Most recently, the headlines have been made by prosecution fleeing refugees and political perpetration targeting asylum seekers around the globe. While it's good that the world has been concerned about the overwhelming numbers of refugee influxes, it's alarming that the governments somehow only acknowledge "religious/political prosecution" as grounds for human rights breach and the consequent grant of refuge. But have we ever thought how climate change might also be forcing people to flee their homes to save their lives ? Let's reflect on the less obvious today.


The UN has recently ruled that people fleeing immediate danger due to the climate crisis cannot be forced to return home. Sending asylum seekers home when their lives are threatened by the climate crisis "may expose individuals to a violation of their rights" - specifically, it said, their right to life. The UN ruling - which is non-binding - is the clearest warning to countries that they may be breaching a person's human rights if they send them back to a country at immediate risk of climate-related danger.


The landmark ruling centres on the case of Ioane Teitiota, whose home - the Pacific Island of Kiribati - is threatened by rising sea levels. Mr Teitiota applied for protection in New Zealand in 2013. The UN rejected his claim, saying he wasn't in immediate danger, but the wording of its ruling allows others to claim asylum based on climate change.


"Given that the risk of an entire country becoming submerged under water is such an extreme risk, the conditions of life in such a country may become incompatible with the right to life with dignity before the risk is realised," ad verbatim.


The UN's Intergovernmental Panel on Climate Change previously warned that Kiribati was one of the six Pacific island nations most threatened by rising sea levels. The island, it said, could become uninhabitable by 2050.

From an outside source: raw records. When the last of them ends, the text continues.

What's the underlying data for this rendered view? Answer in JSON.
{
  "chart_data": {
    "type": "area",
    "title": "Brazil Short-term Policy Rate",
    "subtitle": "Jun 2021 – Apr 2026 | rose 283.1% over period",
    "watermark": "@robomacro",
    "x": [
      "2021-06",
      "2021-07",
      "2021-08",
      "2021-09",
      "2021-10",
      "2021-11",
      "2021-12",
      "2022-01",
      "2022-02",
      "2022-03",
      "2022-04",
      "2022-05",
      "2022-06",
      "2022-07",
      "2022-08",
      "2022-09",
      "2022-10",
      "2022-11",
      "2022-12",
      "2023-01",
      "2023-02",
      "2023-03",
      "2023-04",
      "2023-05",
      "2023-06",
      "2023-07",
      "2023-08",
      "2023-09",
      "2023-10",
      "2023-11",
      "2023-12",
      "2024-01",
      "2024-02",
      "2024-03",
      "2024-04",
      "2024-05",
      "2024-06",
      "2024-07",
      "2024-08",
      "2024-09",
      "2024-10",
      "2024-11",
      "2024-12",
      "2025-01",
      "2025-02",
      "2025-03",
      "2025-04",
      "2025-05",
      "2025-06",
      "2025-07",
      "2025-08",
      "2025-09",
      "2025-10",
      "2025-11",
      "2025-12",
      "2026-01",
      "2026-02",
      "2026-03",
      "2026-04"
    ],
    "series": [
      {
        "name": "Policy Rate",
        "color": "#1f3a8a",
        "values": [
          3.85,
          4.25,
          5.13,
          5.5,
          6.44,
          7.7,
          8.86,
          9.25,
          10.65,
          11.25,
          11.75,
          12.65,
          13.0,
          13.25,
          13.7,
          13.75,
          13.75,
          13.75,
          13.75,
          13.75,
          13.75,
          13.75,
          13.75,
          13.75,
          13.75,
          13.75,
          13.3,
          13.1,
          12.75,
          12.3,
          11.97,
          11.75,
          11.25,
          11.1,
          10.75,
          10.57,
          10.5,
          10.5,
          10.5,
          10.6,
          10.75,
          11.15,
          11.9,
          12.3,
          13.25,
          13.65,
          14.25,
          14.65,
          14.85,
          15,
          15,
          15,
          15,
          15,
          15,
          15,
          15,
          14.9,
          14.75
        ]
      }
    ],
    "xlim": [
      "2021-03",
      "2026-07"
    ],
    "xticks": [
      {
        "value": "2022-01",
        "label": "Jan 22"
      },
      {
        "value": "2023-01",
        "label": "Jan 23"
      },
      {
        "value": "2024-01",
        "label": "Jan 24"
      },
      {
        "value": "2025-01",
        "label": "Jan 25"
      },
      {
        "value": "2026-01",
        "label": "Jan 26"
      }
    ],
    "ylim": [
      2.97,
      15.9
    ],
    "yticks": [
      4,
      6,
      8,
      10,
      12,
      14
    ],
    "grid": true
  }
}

Another report from the Environmental Justice Foundation (EJF) has warned that tens of millions of people could be displaced due to climate change within the next decade, while in 2018 the World Bank said climate change would force more than 140 million people to leave their homes in South Asia, Sub-Saharan Africa and Latin America.


I hope that more and more nations come out in support of and start granting asylum to the victims of climate change induced migration.